Se il Purgatorio sia uguale per tutti ed eterno

Se il Purgatorio sia uguale per tutti ed eterno

Quesito

carissimo Padre Angelo,
Un altro dubbio che mi resta è questo: temo di non aver capito la durata di questa purificazione.
Lei mi ha scritto: "al momento del giudizio universale, cioè con la fine del mondo, verrà meno…" ed anche in Mt 25,31-46 si dice:"quando il Figlio dell’uomo verrà nella sua gloria con tutti i suoi angeli………….e se ne andranno questi al supplizio eterno e i giusti nella vita eterna."
Carissimo padre, mi scusi l’ignoranza ma non so cosa si intende per giudizio universale e fine del mondo.
E quindi non capisco: la permanenza in purgatorio ha la stessa durata per tutte le anime che vi si trovano?
Ma se tutte insieme andranno in Paradiso solo nel momento della fine del mondo e non prima, allora mi chiedo: le nostre preghiere e i nostri suffragi per loro non servono, come pensavo e speravo, a chiedere la grazia che vadano in paradiso il più presto possibile?!
La permanenza in purgatorio non dovrebbe essere rapportata ai peccati (più o meno gravi e numerosi per cui ci vuole più o meno tempo per purificarli)?
Lei mi ha scritto: "Non è detto che si entri subito in Paradiso. Normalmente c’è del purgatorio da fare", vuol dire che a seconda dei casi bisogna farne di più o di meno, no?
Preziosissimo Padre Angelo, grazie in anticipo e veramente di cuore.
Daniela


Risposta del sacerdote

Carissima Daniela,
1. Sì, il Purgatorio è di maggiore o minore durata a seconda della necessità dei singoli.
Diversamente i suffragi non servirebbero. Abbiamo molte testimonianze di Santi che hanno saputo dell’entrata in Paradiso, dopo un certo tempo in Purgatorio, di determinate persone.
San Girolamo non dubita di asserire che ad ogni Messa celebrata con devozione vengono liberate molte anime dal Purgatorio.

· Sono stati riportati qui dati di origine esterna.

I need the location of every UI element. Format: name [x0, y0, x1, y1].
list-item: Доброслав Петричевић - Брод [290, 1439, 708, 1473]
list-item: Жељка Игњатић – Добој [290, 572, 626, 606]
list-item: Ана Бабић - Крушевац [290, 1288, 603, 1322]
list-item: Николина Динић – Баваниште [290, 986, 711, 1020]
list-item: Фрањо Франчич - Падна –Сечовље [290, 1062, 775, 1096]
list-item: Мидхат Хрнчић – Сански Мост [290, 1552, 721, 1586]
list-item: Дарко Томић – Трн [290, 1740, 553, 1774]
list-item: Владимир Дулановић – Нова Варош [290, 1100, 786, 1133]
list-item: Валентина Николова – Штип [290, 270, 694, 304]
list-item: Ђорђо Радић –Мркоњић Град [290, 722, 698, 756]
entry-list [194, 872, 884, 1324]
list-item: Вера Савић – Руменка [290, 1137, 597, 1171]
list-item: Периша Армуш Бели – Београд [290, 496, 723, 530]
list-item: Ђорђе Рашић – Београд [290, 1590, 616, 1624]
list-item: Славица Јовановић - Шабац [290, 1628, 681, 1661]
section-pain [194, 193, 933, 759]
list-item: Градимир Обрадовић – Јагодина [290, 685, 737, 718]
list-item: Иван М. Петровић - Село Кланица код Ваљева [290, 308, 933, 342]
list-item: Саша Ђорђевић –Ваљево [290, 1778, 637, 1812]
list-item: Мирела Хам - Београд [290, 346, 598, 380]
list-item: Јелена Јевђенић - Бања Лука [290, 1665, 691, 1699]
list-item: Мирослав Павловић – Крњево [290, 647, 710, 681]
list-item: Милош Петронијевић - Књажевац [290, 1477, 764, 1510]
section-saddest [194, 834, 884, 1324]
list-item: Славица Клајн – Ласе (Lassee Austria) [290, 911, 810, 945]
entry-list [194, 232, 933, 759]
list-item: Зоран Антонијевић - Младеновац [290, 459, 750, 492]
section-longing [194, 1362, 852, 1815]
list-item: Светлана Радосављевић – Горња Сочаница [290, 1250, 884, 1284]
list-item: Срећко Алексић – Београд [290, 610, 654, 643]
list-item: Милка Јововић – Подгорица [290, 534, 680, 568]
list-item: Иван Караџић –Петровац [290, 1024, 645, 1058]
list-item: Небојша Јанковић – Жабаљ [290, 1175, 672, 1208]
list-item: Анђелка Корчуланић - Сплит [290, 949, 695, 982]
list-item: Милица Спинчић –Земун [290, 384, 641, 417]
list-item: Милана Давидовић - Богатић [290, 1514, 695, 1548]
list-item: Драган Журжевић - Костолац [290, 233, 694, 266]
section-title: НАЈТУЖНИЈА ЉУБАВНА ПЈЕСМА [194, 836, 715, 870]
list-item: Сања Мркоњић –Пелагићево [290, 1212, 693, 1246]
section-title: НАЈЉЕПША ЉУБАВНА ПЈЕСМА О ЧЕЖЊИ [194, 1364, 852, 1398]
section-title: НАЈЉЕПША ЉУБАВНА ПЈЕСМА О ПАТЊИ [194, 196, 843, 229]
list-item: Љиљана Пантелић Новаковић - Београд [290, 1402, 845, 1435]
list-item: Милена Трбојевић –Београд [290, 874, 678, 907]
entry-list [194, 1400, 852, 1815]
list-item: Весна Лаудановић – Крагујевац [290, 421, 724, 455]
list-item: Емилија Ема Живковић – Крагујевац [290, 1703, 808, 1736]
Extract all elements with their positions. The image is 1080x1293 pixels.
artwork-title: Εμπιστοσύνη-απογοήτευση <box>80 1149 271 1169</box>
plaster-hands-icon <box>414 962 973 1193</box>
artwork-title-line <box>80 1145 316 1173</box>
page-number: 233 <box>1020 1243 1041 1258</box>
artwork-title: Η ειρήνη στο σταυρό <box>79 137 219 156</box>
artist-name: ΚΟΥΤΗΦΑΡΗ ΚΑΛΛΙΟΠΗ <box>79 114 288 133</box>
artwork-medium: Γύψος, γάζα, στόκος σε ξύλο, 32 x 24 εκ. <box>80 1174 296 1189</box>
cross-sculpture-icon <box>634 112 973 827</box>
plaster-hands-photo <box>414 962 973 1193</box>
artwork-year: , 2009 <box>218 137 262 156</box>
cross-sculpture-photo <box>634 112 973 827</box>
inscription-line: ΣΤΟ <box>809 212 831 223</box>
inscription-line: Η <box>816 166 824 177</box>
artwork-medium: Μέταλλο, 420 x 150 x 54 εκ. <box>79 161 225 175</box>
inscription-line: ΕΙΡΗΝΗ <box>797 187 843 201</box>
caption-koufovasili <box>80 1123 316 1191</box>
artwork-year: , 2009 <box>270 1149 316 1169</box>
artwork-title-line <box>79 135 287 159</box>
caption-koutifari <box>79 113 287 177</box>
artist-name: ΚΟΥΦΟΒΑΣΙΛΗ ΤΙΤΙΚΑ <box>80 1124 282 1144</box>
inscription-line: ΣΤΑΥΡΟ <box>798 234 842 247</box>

2. Il Purgatorio però non è eterno. È eterna solo la condizione del Paradiso e dell’Inferno.
Quando cesserà ad esistere il Purgatorio? La risposta è semplice: alla fine del mondo.
Come sappiamo dai testi sacri, la fine del mondo coincide con il ritorno di Cristo sulla terra, con la risurrezione dei morti e con il giudizio universale.
Il giudizio universale consiste nel rendere palese, davanti a tutti, la condizione e l’operato di ciascuno.

Carissima Daniela, ti ringrazio per le tante domande che fai con animo innocente, talvolta ignaro dei rudimenti essenziali della fede cristiana. Ma come te, oggi ce ne sono tantissimi, la maggior parte.
Non aver dunque timore della figura. Con le tue domande, fai un grande servizio a tutti.

Ti saluto, ti seguo con la preghiera e ti benedico.